Although rare, this report suggests a relatively steady annual incidence of infection at a rate of approximately 1 per 1000 PD patient-years. This rate may be an over-or an under-estimate of the true rate. Isolation of a bacterium does not necessarily confirm causality and incorrectly attributing an NTM isolate as the cause of PD peritonitis would lead to an overestimate of the true incidence. In all these cases of PD peritonitis, we feel false attribution is less likely as NTM were the only bacteria isolated although the possibility cannot be excluded. Similarly, under reporting of NTM (or other organisms) resulting from inadequate microbiological methods cannot be excluded. A recent publication suggested that a diagnosis of culture-negative PD peritonitis may reflect, in part, inadequate sample collection or methods used for bacterial culture [13]. Non-tuberculous mycobacteria are an important differential diagnosis of cases of apparent culture-negative peritonitis given the relatively prolonged time required for a positive culture. Improved awareness of NTM as an aetiology of PD peritonitis may lead to improvements in the use of bacterial culture and genotyping in patient management.

The first-line treatment of gentamicin and either vancomycin or cephazolin is common empiric antibiotic regimens utilised in Australian and New Zealand dialysis units, reflecting guidelines published by ISPD [2] and Caring for Australasians with Renal Impairment Guidelines [14]. We observed that a broad variety of second and third-line agents were utilised for the treatment of NTM PD peritonitis (this is not uncommon [7]) and may reflect the limited experience in treating this uncommon infection. Although antibiotic sensitivities can be performed on NTM, some debate exists regarding the clinical significance [15, 16].

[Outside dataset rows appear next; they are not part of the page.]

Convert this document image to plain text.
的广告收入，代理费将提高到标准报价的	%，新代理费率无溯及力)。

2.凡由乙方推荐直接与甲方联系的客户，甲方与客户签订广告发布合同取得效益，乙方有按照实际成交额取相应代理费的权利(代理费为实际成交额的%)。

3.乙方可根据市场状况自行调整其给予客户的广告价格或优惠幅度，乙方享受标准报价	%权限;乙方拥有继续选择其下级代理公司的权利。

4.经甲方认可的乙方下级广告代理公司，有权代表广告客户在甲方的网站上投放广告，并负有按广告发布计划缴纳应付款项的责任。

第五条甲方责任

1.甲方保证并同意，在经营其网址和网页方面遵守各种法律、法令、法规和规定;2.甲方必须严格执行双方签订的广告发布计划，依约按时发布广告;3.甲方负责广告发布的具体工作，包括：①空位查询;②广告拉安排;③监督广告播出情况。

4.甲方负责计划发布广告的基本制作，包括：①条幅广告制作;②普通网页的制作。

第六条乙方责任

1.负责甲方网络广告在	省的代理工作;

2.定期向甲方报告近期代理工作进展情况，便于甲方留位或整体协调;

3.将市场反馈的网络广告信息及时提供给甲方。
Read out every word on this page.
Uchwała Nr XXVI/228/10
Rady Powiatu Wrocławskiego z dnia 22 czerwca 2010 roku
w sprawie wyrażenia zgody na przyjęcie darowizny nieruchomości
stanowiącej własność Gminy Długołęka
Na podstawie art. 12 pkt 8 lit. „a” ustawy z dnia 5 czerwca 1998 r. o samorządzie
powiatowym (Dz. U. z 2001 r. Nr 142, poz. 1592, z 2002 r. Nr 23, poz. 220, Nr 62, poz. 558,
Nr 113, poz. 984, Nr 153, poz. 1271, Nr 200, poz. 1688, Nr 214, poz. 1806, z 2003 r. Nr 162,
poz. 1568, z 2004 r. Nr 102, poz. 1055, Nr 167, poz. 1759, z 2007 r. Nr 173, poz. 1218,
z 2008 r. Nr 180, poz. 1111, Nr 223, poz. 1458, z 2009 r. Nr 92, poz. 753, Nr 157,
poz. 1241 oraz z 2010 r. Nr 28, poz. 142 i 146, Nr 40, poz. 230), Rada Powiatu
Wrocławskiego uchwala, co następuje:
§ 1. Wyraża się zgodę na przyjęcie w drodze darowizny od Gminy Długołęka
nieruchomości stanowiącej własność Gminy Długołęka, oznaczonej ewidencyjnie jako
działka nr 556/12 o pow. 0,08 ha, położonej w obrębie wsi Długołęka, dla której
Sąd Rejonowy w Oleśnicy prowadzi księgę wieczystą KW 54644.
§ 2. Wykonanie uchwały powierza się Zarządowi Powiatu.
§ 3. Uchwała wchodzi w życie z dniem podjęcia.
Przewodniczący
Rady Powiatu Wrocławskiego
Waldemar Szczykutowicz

A recent case series of NTM peritonitis from Asia (Singapore, n = 10) reported a mortality rate of 40 % at 3 months after diagnosis [10], considerably higher than 14.3 % reported in a systematic review (n = 57, but included data from the Singapore study) [7] or 8 % noted in our series. Further, our estimate is likely to be a conservative one given that this patient died 5 months after the diagnosis of NTM due to sclerosing peritonitis, a condition for which multiple causes is reported [17]. It is not possible to determine why outcomes differed between these studies, but in part it may reflect publication bias.

The Tenckhoff catheter was removed in 92.9 % of patients with NTM PD peritonitis in the systematic review [7]. In contrast, the catheter was removed in only 75 % of patients in our series, and adverse outcomes were not reported for those in whom it was retained. Unfortunately, indications for catheter removal are incompletely described, and our series did not clarify this clinical dilemma. The most common indication for catheter removal in the systematic review was refractory PD peritonitis [7], but this is an ISPD indication regardless of the culprit organism [2]. More research is required to identify indications specific to NTM PD peritonitis necessitating removal of the Tenckhoff catheter.

To our knowledge, this is the first population-based cohort study describing the incidence of NTM PD peritonitis. A strength of this methodology is the use of a database with near-universal coverage of the Australian dialysis population leading to an incidence rate calculation that is more likely to be a true reflection of the incidence than case series from individual units. Further, this comprehensive survey of a large dialysis population identified two species of NTM that have not previously been reported to cause PD peritonitis. Our study by necessity suffers from the limitations associated with a registry review including non-standardised microbiological methods and complexity in the confirmation of NTM as the causative agent of PD peritonitis. Further, because data regarding the diagnostic criteria are not submitted to ANZDATA we are unable to confirm that every patient fulfilled ISPD criteria. Data that were unavailable included the time to diagnosis, duration of antibiotics or reasons for removing or retaining the Tenckhoff catheter. Similarly, it is not recorded whether physician or patient preference, or complications arising from NTM peritonitis (such as abdominal adhesions), contributed to the observation that no patient whose Tenckhoff catheter was removed reconverted to PD.